Still, as they say 'all's well that end's well'. The decoder was installed, body replaced and detail parts refitted. Again, superglue was my friend. It was then test run again, this time on the layout with a typical bulk wheat load. No problems there and 4006 was then sent to the paint shop for weathering.

I have yet to see a photo of 40 class actually working in anything other than a grimy grotty condition, and by my modelling time period, the late 1960s, this was certainly the case. This model had to be heavily weathered. It was now that Ross' photos came into their own as he had managed to get images of the locomotive from many different angles. Coats of rust, dust, soot and oily grime were applied in that order. Most were sprayed but rust and oil spills were supplemented with washes in specific places. A finish of Dullcote was used to seal the weathering.

So now 4006, one of those 'dowdy old 40 class' will be seen occasionally passing through Philips' Creek on its way to or from more distant locations on the Main North. I'll just have to make sure that it never appears at the same time as 44222.


  1. Phil, I took my 4003 out of the box for examination only, as its an as delivered model, my thoughts on the model considering the length of time it has taken to come is a bit mixed. Like you no instructions, and now no crew, which is pretty poor when all is considered.

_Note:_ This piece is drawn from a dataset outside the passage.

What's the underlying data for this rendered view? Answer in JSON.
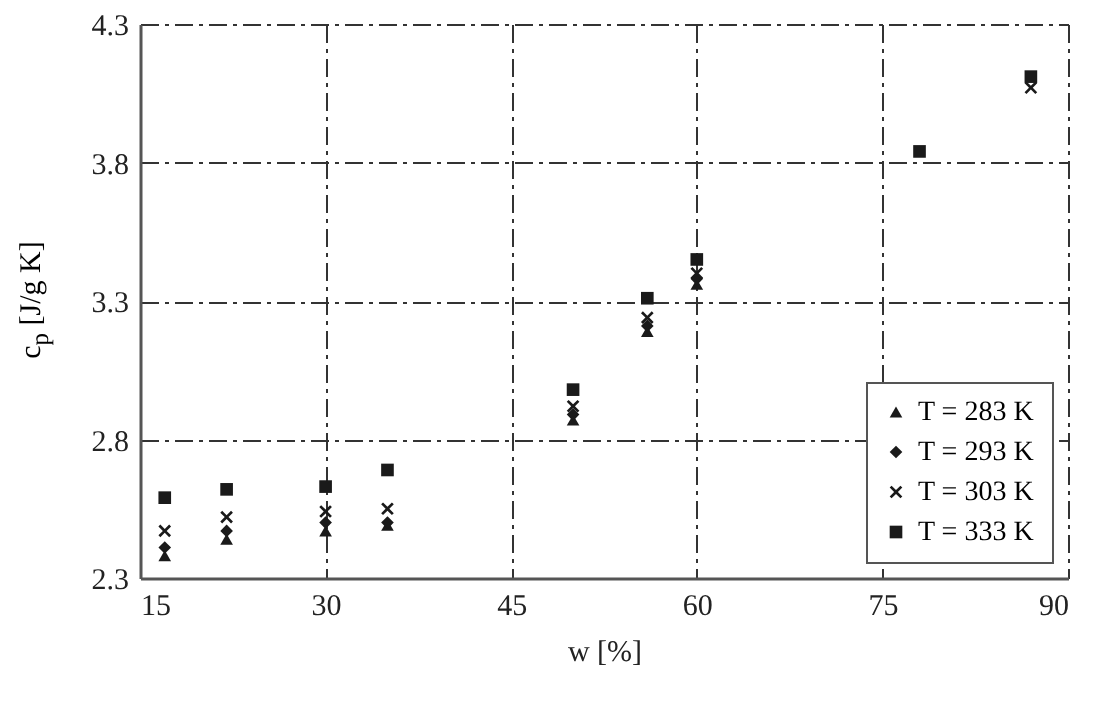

    I gave the model a bit of a once over and consider the same as you with the main reservoirs, the other aspects are that for basically an as delivered version, the door louvres are not correct for a shutter equipped model but liveable. However the top of the motor cover near the exhaust stack does not have the deep cut out and grilles on the top for air intakes, to me the pad print is totally useless especially if you weather a 40cl as per in service as you have done.

    Realistically there could have been a separate panel moulded as a clip in for the top, as on the in service loco's with shutters.

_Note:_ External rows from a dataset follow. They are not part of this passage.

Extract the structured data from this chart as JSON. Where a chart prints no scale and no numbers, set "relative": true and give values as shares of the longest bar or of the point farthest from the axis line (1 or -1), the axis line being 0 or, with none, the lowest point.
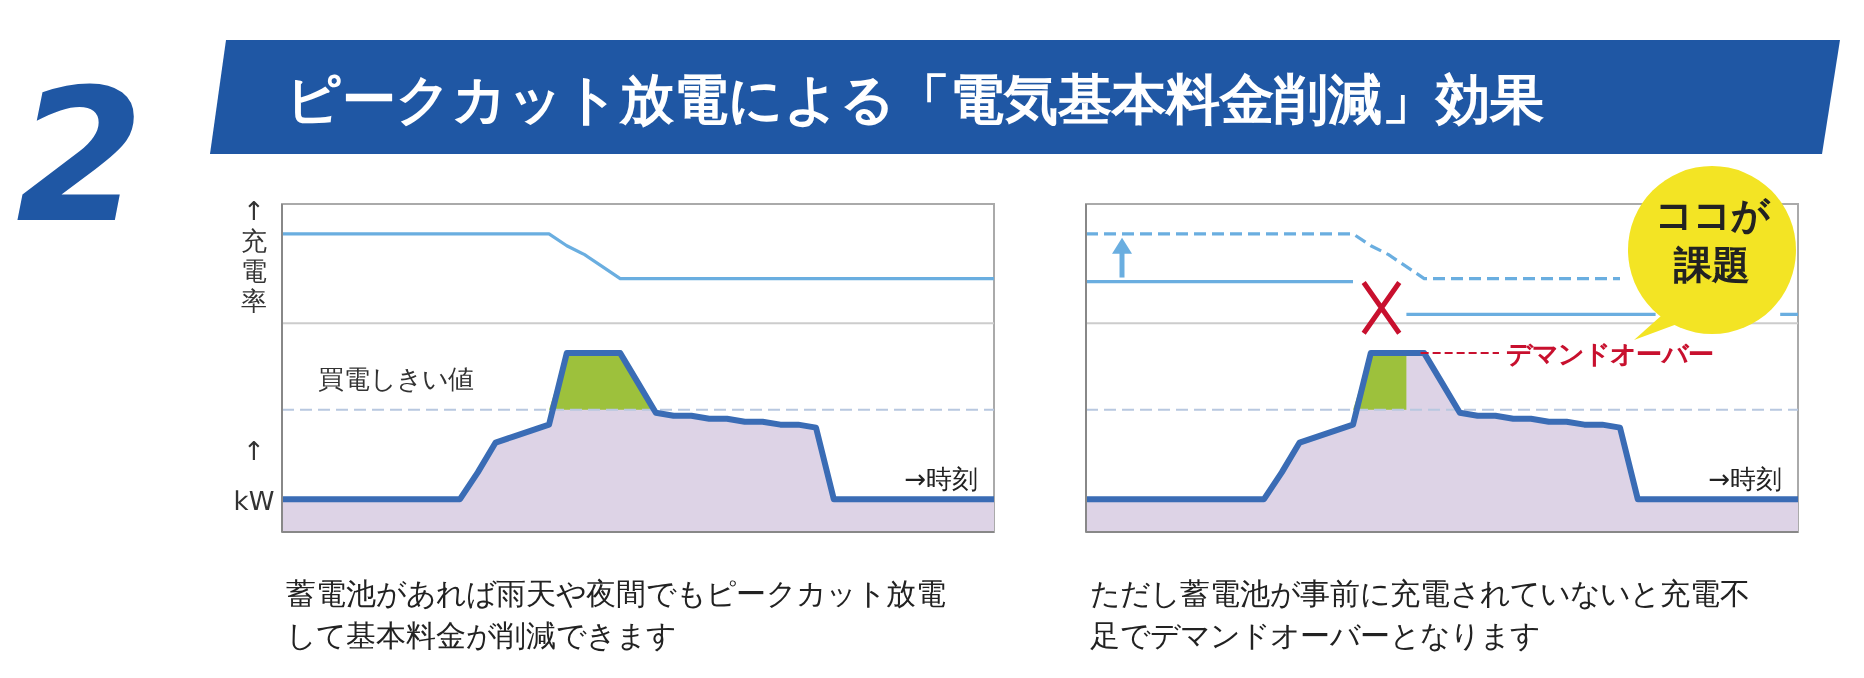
{
  "chart_data": [
    {
      "type": "other",
      "title": "ピークカット放電による「電気基本料金削減」効果",
      "annotations": [
        "2"
      ]
    },
    {
      "type": "line",
      "relative": true,
      "ylabel": "↑kW",
      "y2label": "↑充電率",
      "xlabel": "→時刻",
      "categories": [
        null,
        null,
        null,
        null,
        null,
        null,
        null,
        null,
        null,
        null,
        null,
        null,
        null,
        null,
        null,
        null,
        null,
        null,
        null,
        null,
        null,
        null,
        null,
        null,
        null,
        null,
        null,
        null,
        null,
        null,
        null,
        null,
        null,
        null,
        null,
        null,
        null,
        null,
        null,
        null,
        null
      ],
      "series": [
        {
          "type": "area",
          "color": "#3a6cb5",
          "values": [
            0.11,
            0.11,
            0.11,
            0.11,
            0.11,
            0.11,
            0.11,
            0.11,
            0.11,
            0.11,
            0.11,
            0.2,
            0.3,
            0.32,
            0.34,
            0.36,
            0.6,
            0.6,
            0.6,
            0.6,
            0.5,
            0.4,
            0.39,
            0.39,
            0.38,
            0.38,
            0.37,
            0.37,
            0.36,
            0.36,
            0.35,
            0.11,
            0.11,
            0.11,
            0.11,
            0.11,
            0.11,
            0.11,
            0.11,
            0.11,
            0.11
          ]
        },
        {
          "type": "area",
          "color": "#9dc13c",
          "values": [
            null,
            null,
            null,
            null,
            null,
            null,
            null,
            null,
            null,
            null,
            null,
            null,
            null,
            null,
            null,
            0.41,
            0.6,
            0.6,
            0.6,
            0.6,
            0.5,
            0.41,
            null,
            null,
            null,
            null,
            null,
            null,
            null,
            null,
            null,
            null,
            null,
            null,
            null,
            null,
            null,
            null,
            null,
            null,
            null
          ]
        },
        {
          "type": "line",
          "color": "#6aaee0",
          "line_style": "solid",
          "values": [
            1,
            1,
            1,
            1,
            1,
            1,
            1,
            1,
            1,
            1,
            1,
            1,
            1,
            1,
            1,
            1,
            0.96,
            0.93,
            0.89,
            0.85,
            0.85,
            0.85,
            0.85,
            0.85,
            0.85,
            0.85,
            0.85,
            0.85,
            0.85,
            0.85,
            0.85,
            0.85,
            0.85,
            0.85,
            0.85,
            0.85,
            0.85,
            0.85,
            0.85,
            0.85,
            0.85
          ]
        }
      ],
      "ref_lines": [
        {
          "axis": "y",
          "value": 0.7,
          "color": "#cccccc",
          "line_style": "solid"
        },
        {
          "axis": "y",
          "value": 0.41,
          "label": "買電しきい値",
          "color": "#b8c8e0",
          "line_style": "dashed"
        }
      ],
      "annotations": [
        "蓄電池があれば雨天や夜間でもピークカット放電して基本料金が削減できます"
      ]
    },
    {
      "type": "line",
      "relative": true,
      "xlabel": "→時刻",
      "categories": [
        null,
        null,
        null,
        null,
        null,
        null,
        null,
        null,
        null,
        null,
        null,
        null,
        null,
        null,
        null,
        null,
        null,
        null,
        null,
        null,
        null,
        null,
        null,
        null,
        null,
        null,
        null,
        null,
        null,
        null,
        null,
        null,
        null,
        null,
        null,
        null,
        null,
        null,
        null,
        null,
        null
      ],
      "series": [
        {
          "type": "area",
          "color": "#3a6cb5",
          "values": [
            0.11,
            0.11,
            0.11,
            0.11,
            0.11,
            0.11,
            0.11,
            0.11,
            0.11,
            0.11,
            0.11,
            0.2,
            0.3,
            0.32,
            0.34,
            0.36,
            0.6,
            0.6,
            0.6,
            0.6,
            0.5,
            0.4,
            0.39,
            0.39,
            0.38,
            0.38,
            0.37,
            0.37,
            0.36,
            0.36,
            0.35,
            0.11,
            0.11,
            0.11,
            0.11,
            0.11,
            0.11,
            0.11,
            0.11,
            0.11,
            0.11
          ]
        },
        {
          "type": "area",
          "color": "#9dc13c",
          "values": [
            null,
            null,
            null,
            null,
            null,
            null,
            null,
            null,
            null,
            null,
            null,
            null,
            null,
            null,
            null,
            0.41,
            0.6,
            0.6,
            0.6,
            null,
            null,
            null,
            null,
            null,
            null,
            null,
            null,
            null,
            null,
            null,
            null,
            null,
            null,
            null,
            null,
            null,
            null,
            null,
            null,
            null,
            null
          ]
        },
        {
          "type": "line",
          "color": "#6aaee0",
          "line_style": "dashed",
          "values": [
            1,
            1,
            1,
            1,
            1,
            1,
            1,
            1,
            1,
            1,
            1,
            1,
            1,
            1,
            1,
            1,
            0.96,
            0.93,
            0.89,
            0.85,
            0.85,
            0.85,
            0.85,
            0.85,
            0.85,
            0.85,
            0.85,
            0.85,
            0.85,
            0.85,
            0.85,
            null,
            null,
            null,
            null,
            null,
            null,
            null,
            null,
            null,
            null
          ]
        },
        {
          "type": "line",
          "color": "#6aaee0",
          "line_style": "solid",
          "values": [
            0.84,
            0.84,
            0.84,
            0.84,
            0.84,
            0.84,
            0.84,
            0.84,
            0.84,
            0.84,
            0.84,
            0.84,
            0.84,
            0.84,
            0.84,
            0.84,
            null,
            null,
            0.73,
            0.73,
            0.73,
            0.73,
            0.73,
            0.73,
            0.73,
            0.73,
            0.73,
            0.73,
            0.73,
            0.73,
            0.73,
            0.73,
            0.73,
            null,
            null,
            null,
            null,
            null,
            null,
            0.73,
            0.73
          ]
        }
      ],
      "ref_lines": [
        {
          "axis": "y",
          "value": 0.7,
          "color": "#cccccc",
          "line_style": "solid"
        },
        {
          "axis": "y",
          "value": 0.41,
          "color": "#b8c8e0",
          "line_style": "dashed"
        }
      ],
      "annotations": [
        "ココが課題",
        "デマンドオーバー",
        "ただし蓄電池が事前に充電されていないと充電不足でデマンドオーバーとなります"
      ]
    }
  ]
}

    The other aspects to me are the shiny wheels and the very obvious shim brass behind the wheels and bogies.

    I never worked on a 40cl that did not have heavy oil build up along the whole length of the main covers around the Prime mover area, it caked along the bottom and ran out along the footplates as well. Grit including sand and even coal dust would make the whole lot quite thick, oil leaks also seeped down the fuel tank sides, so a real dirty loco was to be had in the main.

    1. Col,

      Thanks for the comments. I agree with you that the absence of a crew probably is below par for current industry standards. The shiny wheels can be fixed but I'm not sure how to address the brass shim behind them for fear of impeding the electrical connectivity.

      However, based on your last paragraph, I'll need to add a bit more oily grim around the footplate and fuel tank area.

      cheers Phil

    2. Phil, something else with the weathering.

      The 40cl had a 21A Bogie arrangement with the middle axle non powered, this made them very prone to slipping, same with the 59cl which was light on the drivers and could go into a slip and then a spin very quick and often without any indication. On wet tracks you had to listen closely to the beat of them.

      The 40cl was the same, and when on a heavy grade with a full load for them, it was common to see them go into a spin and not just a slip. Putting sand down in a spin was a waste of time as you simply had to shut the throttle handle and apply the independent brake to try and bring the spin under control, as the wheels settled you would put sand down and then try to ease the throttle open to get momentum again.

      This made a lot of crushed sand dust that accumulated along the bogie sides more especially on the lead wheels going back on both the leading and rear bogies. The crushed sand would give out a grey dust over the front footplate and in the area above and to the back of the leading wheel on rear bogie.

      That sand dust would mix in well with the oily foot plates.

    3. Thanks Col, a bit extra weathering to add. Will probably try a light isocol alcohol wash mixed with a light grey pastel on those areas.